American talent manager

Andrew Gertler (born November 8, 1988) is an American talent manager that manages Rick Ross's Maybach Music Group / Atlantic Records recording artist Rockie Fresh and Island Records recording artist Shawn Mendes. He also manages Lauren Spencer-Smith and JP Saxe. Gertler was named one of Forbes' "30 Under 30" in Music in 2016 and is credited with discovering Mendes in January 2014.

== Career ==
After graduating from Homewood-Flossmoor High School, Gertler began his career in music as a 19-year-old intern at Atlantic Records. He then went on to work in Warner Music Group's direct-to-consumer division while also co-managing hip-hop artist and fellow H-F Alumni, Rockie Fresh. In 2012, Gertler signed Rockie Fresh to Rick Ross's Maybach Music Group / Atlantic Records imprint.

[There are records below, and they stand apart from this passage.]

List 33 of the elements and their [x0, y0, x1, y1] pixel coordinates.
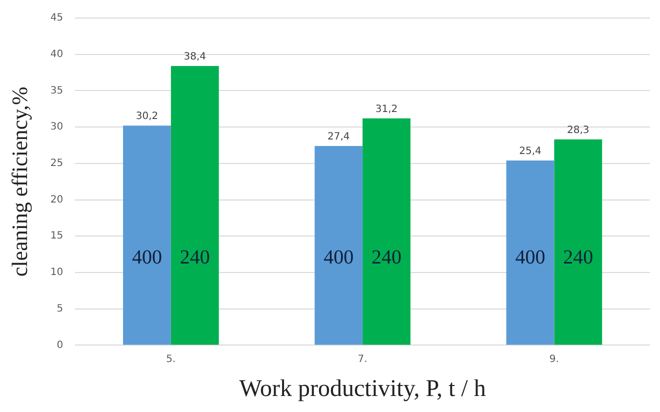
bar	[362, 118, 410, 345]
bar	[123, 126, 171, 345]
y-tick-label: 25	[50, 158, 64, 170]
y-axis-title: cleaning efficiency,%	[6, 86, 32, 277]
text: 240	[180, 246, 210, 269]
data-label: 31,2	[375, 104, 398, 115]
y-tick-label: 35	[50, 85, 64, 96]
x-tick-label: 5.	[166, 354, 176, 365]
bar	[170, 66, 219, 345]
y-tick-label: 15	[50, 230, 64, 242]
y-tick-label: 30	[50, 122, 64, 133]
data-label: 25,4	[519, 146, 542, 158]
data-label: 28,3	[567, 125, 590, 136]
y-tick-label: 20	[50, 194, 64, 206]
y-tick-label: 0	[56, 340, 64, 351]
x-tick-label: 9.	[549, 354, 559, 365]
data-label: 30,2	[136, 111, 158, 122]
text: 400	[324, 246, 354, 269]
bar	[506, 160, 554, 345]
x-tick-label: 7.	[358, 354, 368, 365]
series-label: 240	[563, 246, 594, 269]
y-tick-label: 10	[50, 267, 64, 278]
text: 400	[515, 246, 546, 269]
text: 240	[372, 246, 402, 269]
y-tick-label: 5	[56, 303, 64, 314]
series-label: 400	[132, 246, 162, 269]
y-tick-label: 40	[50, 48, 64, 60]
data-label: 38,4	[184, 52, 206, 63]
y-tick-label: 45	[50, 12, 64, 24]
x-axis-title: Work productivity, P, t / h	[239, 376, 486, 402]
data-label: 27,4	[327, 132, 350, 143]
bar	[314, 146, 363, 345]
bar	[554, 139, 602, 345]
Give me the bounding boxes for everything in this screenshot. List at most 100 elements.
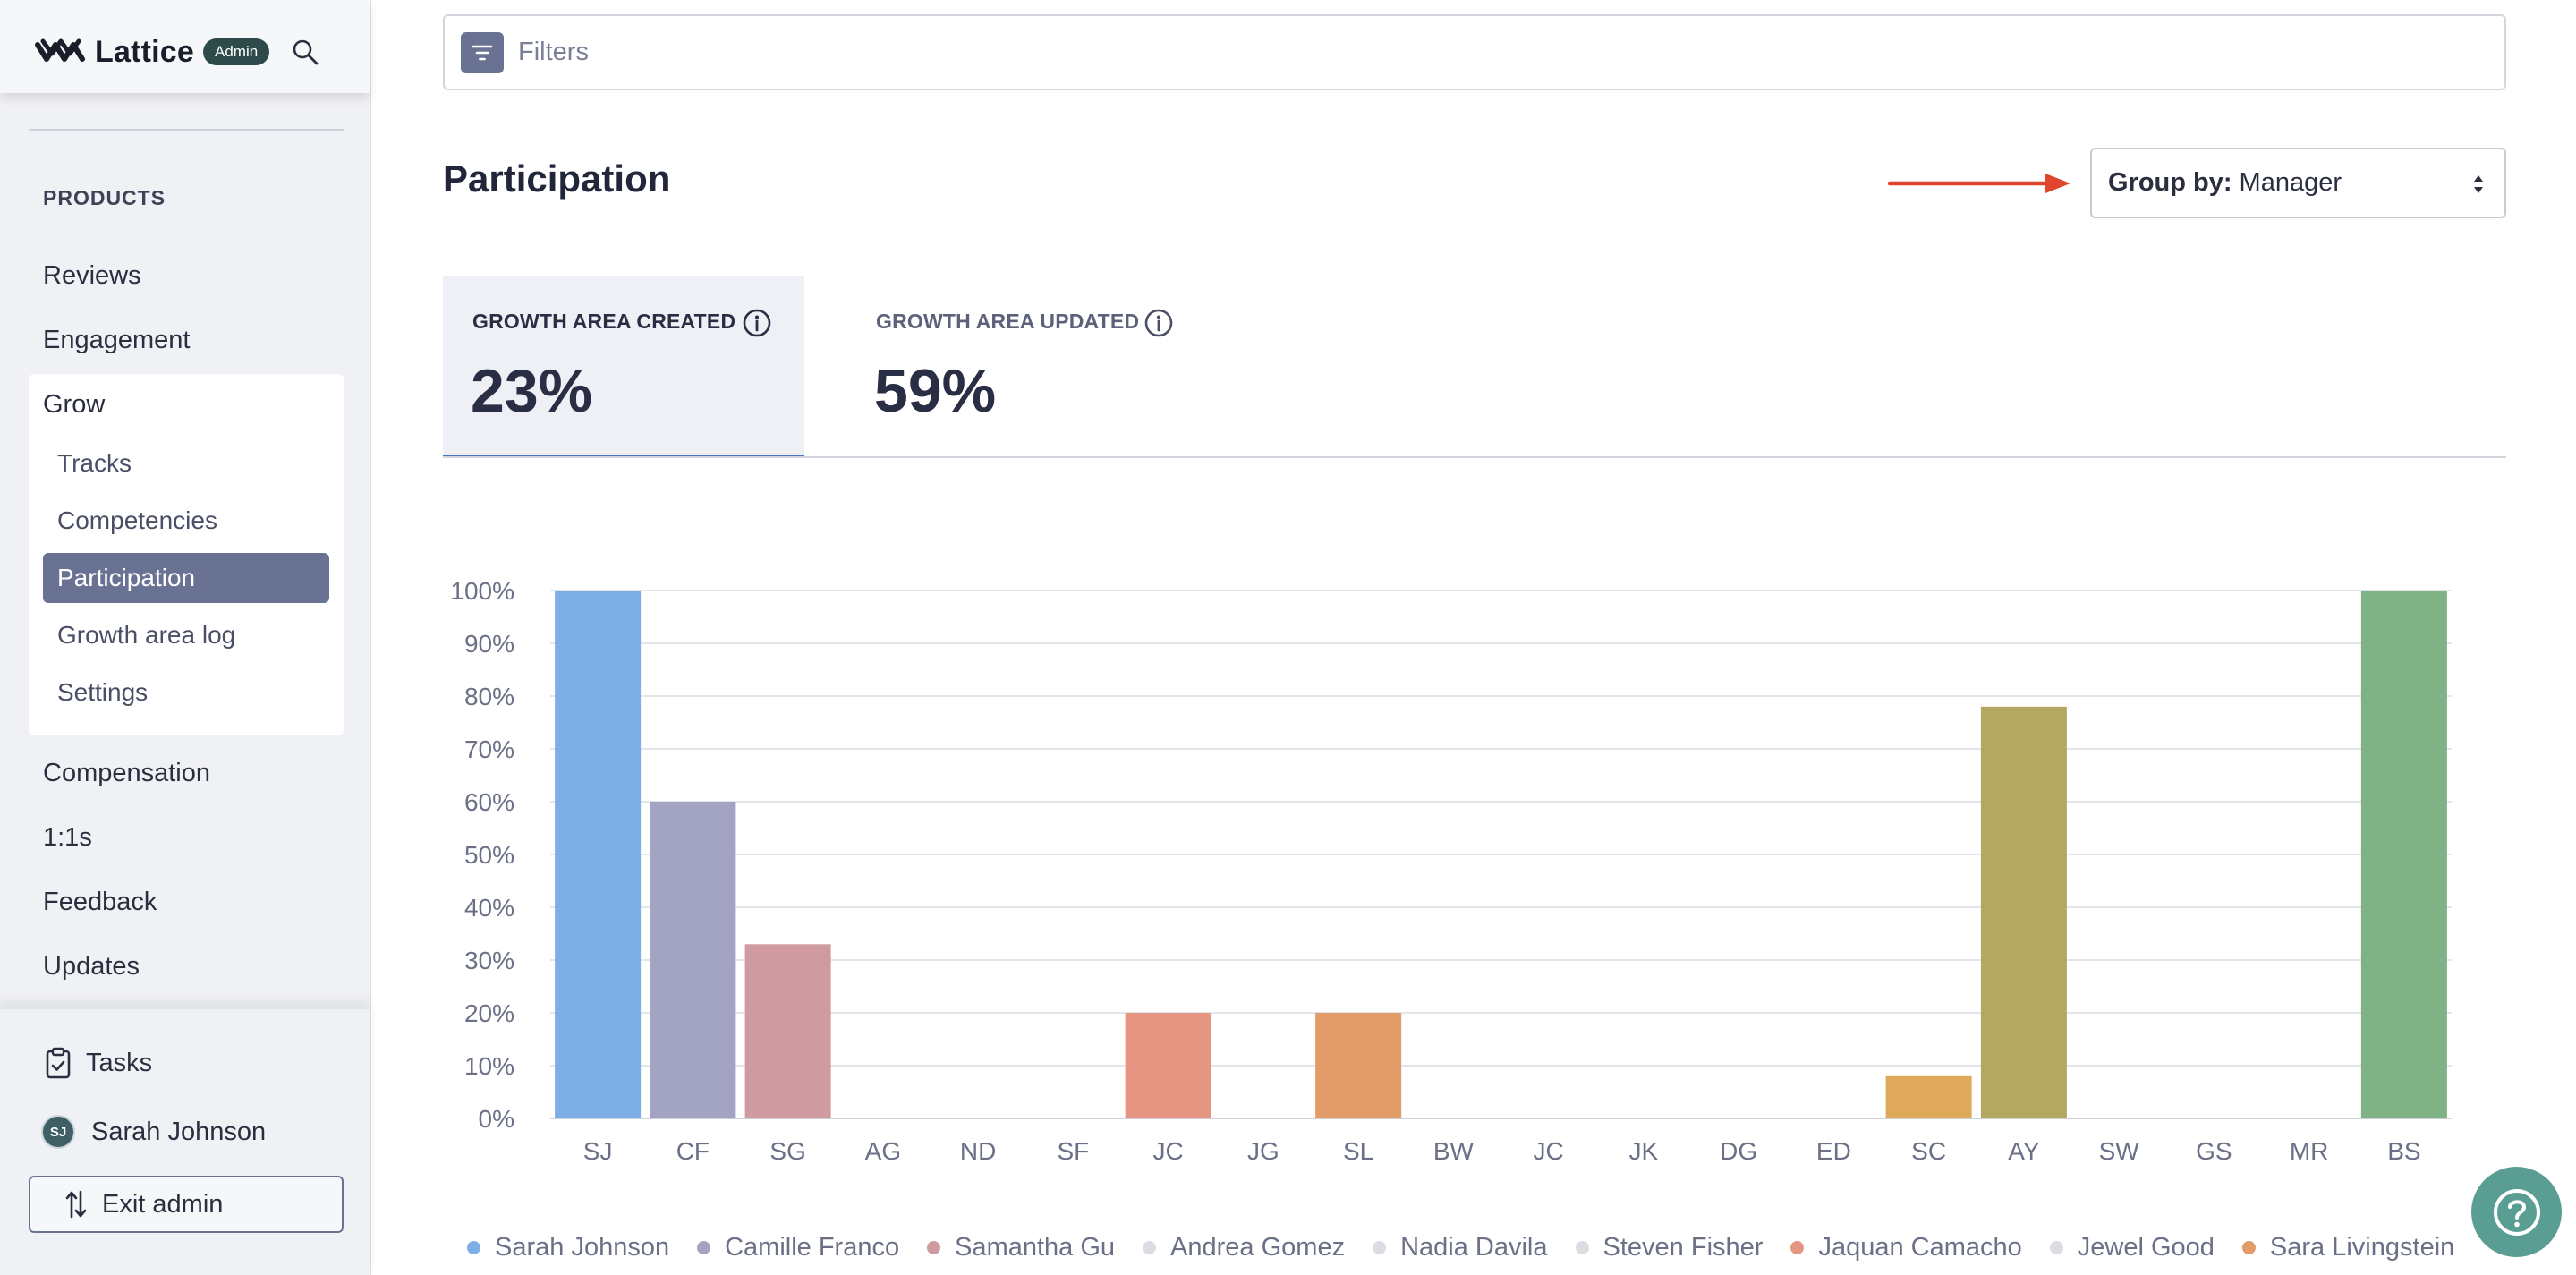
sidebar-item-compensation[interactable]: Compensation <box>43 759 210 787</box>
legend-item[interactable]: Steven Fisher <box>1575 1233 1763 1262</box>
x-tick-label: GS <box>2196 1137 2232 1165</box>
search-icon[interactable] <box>291 38 321 68</box>
legend-label: Andrea Gomez <box>1170 1233 1346 1262</box>
legend-item[interactable]: Jewel Good <box>2049 1233 2215 1262</box>
legend-item[interactable]: Camille Franco <box>697 1233 899 1262</box>
tab-label: GROWTH AREA CREATED <box>472 310 736 333</box>
tabs-divider <box>443 456 2506 458</box>
exit-admin-icon <box>65 1190 87 1219</box>
help-icon <box>2493 1188 2540 1236</box>
page-title: Participation <box>443 157 671 200</box>
sidebar-item-updates[interactable]: Updates <box>43 952 140 981</box>
arrow-annotation-icon <box>1888 174 2070 193</box>
tab-growth-area-created[interactable]: GROWTH AREA CREATED 23% <box>443 276 804 458</box>
legend-swatch <box>1373 1241 1387 1254</box>
tab-growth-area-updated[interactable]: GROWTH AREA UPDATED 59% <box>846 276 1208 458</box>
legend-item[interactable]: Jaquan Camacho <box>1790 1233 2022 1262</box>
y-tick-label: 70% <box>464 735 514 763</box>
tasks-label: Tasks <box>86 1048 153 1077</box>
x-tick-label: DG <box>1720 1137 1757 1165</box>
sidebar-item-1on1s[interactable]: 1:1s <box>43 823 92 852</box>
sidebar-subitem-competencies[interactable]: Competencies <box>57 506 217 534</box>
bar[interactable] <box>1980 706 2067 1118</box>
sidebar-subitem-participation[interactable]: Participation <box>43 553 329 603</box>
sidebar-subitem-growth-area-log[interactable]: Growth area log <box>57 621 236 649</box>
y-tick-label: 40% <box>464 894 514 922</box>
sidebar-item-reviews[interactable]: Reviews <box>43 261 141 290</box>
exit-admin-label: Exit admin <box>102 1189 224 1219</box>
lattice-logo-icon <box>35 38 85 62</box>
x-tick-label: SF <box>1057 1137 1089 1165</box>
legend-item[interactable]: Andrea Gomez <box>1143 1233 1345 1262</box>
x-tick-label: SC <box>1911 1137 1946 1165</box>
legend-label: Samantha Gu <box>955 1233 1116 1262</box>
filter-icon[interactable] <box>461 31 504 73</box>
legend-swatch <box>2241 1241 2256 1254</box>
legend-label: Nadia Davila <box>1400 1233 1548 1262</box>
x-tick-label: AG <box>865 1137 901 1165</box>
sidebar-footer: Tasks SJ Sarah Johnson Exit admin <box>0 1007 370 1275</box>
legend-label: Sara Livingstein <box>2269 1233 2455 1262</box>
x-tick-label: SL <box>1343 1137 1373 1165</box>
bar[interactable] <box>555 591 642 1118</box>
x-tick-label: CF <box>676 1137 710 1165</box>
x-tick-label: JG <box>1247 1137 1279 1165</box>
sidebar-item-engagement[interactable]: Engagement <box>43 326 191 354</box>
user-name: Sarah Johnson <box>91 1117 267 1146</box>
sidebar-divider <box>29 129 344 131</box>
y-tick-label: 0% <box>479 1105 514 1133</box>
y-tick-label: 10% <box>464 1052 514 1080</box>
legend-item[interactable]: Samantha Gu <box>927 1233 1115 1262</box>
info-icon[interactable] <box>742 308 772 338</box>
sidebar-item-feedback[interactable]: Feedback <box>43 888 157 916</box>
x-tick-label: JK <box>1629 1137 1659 1165</box>
bar[interactable] <box>1885 1075 1972 1118</box>
avatar: SJ <box>41 1115 75 1149</box>
sidebar-grow-group: Grow Tracks Competencies Participation G… <box>29 374 344 735</box>
bar[interactable] <box>1315 1013 1402 1118</box>
sidebar-header: Lattice Admin <box>0 0 370 93</box>
legend-label: Jaquan Camacho <box>1818 1233 2022 1262</box>
bar[interactable] <box>1125 1013 1211 1118</box>
legend-label: Sarah Johnson <box>495 1233 670 1262</box>
y-tick-label: 100% <box>450 577 514 605</box>
bar[interactable] <box>744 944 831 1118</box>
x-tick-label: AY <box>2008 1137 2040 1165</box>
group-by-select[interactable]: Group by: Manager <box>2090 148 2506 218</box>
chart-legend: Sarah Johnson Camille Franco Samantha Gu An… <box>467 1233 2482 1262</box>
sidebar-subitem-tracks[interactable]: Tracks <box>57 449 132 477</box>
legend-item[interactable]: Sarah Johnson <box>467 1233 669 1262</box>
sidebar-item-grow[interactable]: Grow <box>43 390 106 419</box>
legend-swatch <box>1790 1241 1805 1254</box>
bar[interactable] <box>2360 591 2447 1118</box>
legend-label: Camille Franco <box>725 1233 900 1262</box>
exit-admin-button[interactable]: Exit admin <box>29 1176 344 1233</box>
x-tick-label: SG <box>769 1137 805 1165</box>
x-tick-label: ED <box>1816 1137 1851 1165</box>
x-tick-label: MR <box>2290 1137 2329 1165</box>
y-tick-label: 90% <box>464 630 514 658</box>
products-section-label: PRODUCTS <box>43 186 166 209</box>
help-button[interactable] <box>2471 1167 2562 1257</box>
legend-item[interactable]: Sara Livingstein <box>2241 1233 2455 1262</box>
clipboard-icon <box>46 1047 71 1079</box>
sidebar-item-tasks[interactable]: Tasks <box>45 1047 152 1079</box>
tab-value: 59% <box>874 357 997 425</box>
bar[interactable] <box>650 802 736 1118</box>
select-caret-icon <box>2474 175 2483 193</box>
y-tick-label: 80% <box>464 683 514 710</box>
lattice-logo[interactable]: Lattice Admin <box>34 34 270 70</box>
filters-bar[interactable]: Filters <box>443 14 2506 90</box>
x-tick-label: JC <box>1153 1137 1184 1165</box>
legend-swatch <box>1143 1241 1157 1254</box>
participation-bar-chart: 0% 10% 20% 30% 40% 50% 60% 70% 80% 90% 100% SJ CF SG A… <box>450 577 2452 1165</box>
current-user[interactable]: SJ Sarah Johnson <box>41 1115 266 1149</box>
legend-item[interactable]: Nadia Davila <box>1373 1233 1548 1262</box>
sidebar-subitem-settings[interactable]: Settings <box>57 678 149 706</box>
x-tick-label: BW <box>1433 1137 1475 1165</box>
group-by-value: Manager <box>2239 168 2342 197</box>
legend-swatch <box>927 1241 941 1254</box>
info-icon[interactable] <box>1143 308 1174 338</box>
app-name: Lattice <box>95 34 194 69</box>
y-tick-label: 30% <box>464 947 514 974</box>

In 2014, Gertler discovered Shawn Mendes online and subsequently became his manager after flying him out to New York to record & meet with Island Records. With Shawn Mendes & Rockie Fresh as clients, he founded the management company AG Artists (Andrew Gertler Artists, LLC).

Gertler is credited with leading the campaign for Mendes' debut single "Life Of The Party", which sold over 148,000 copies in its first week and has since been certified Gold by the RIAA. The single made Mendes the youngest ever artist to break into the Billboard Hot 100's Top 25 with a debut single. Gertler also is credited with developing the campaign behind Shawn's first studio album Handwritten which topped the Billboard 200 at number one, making Mendes, at the age of 16, the youngest artist to do so since Justin Bieber released his album My World 2.0 in 2010.

== In media ==
Gertler was named on Forbes' "30 Under 30" list in Music for 2016 and was credited by Inc. Magazine as one of the "20 Young Entrepreneurs You Need To Know In 2016".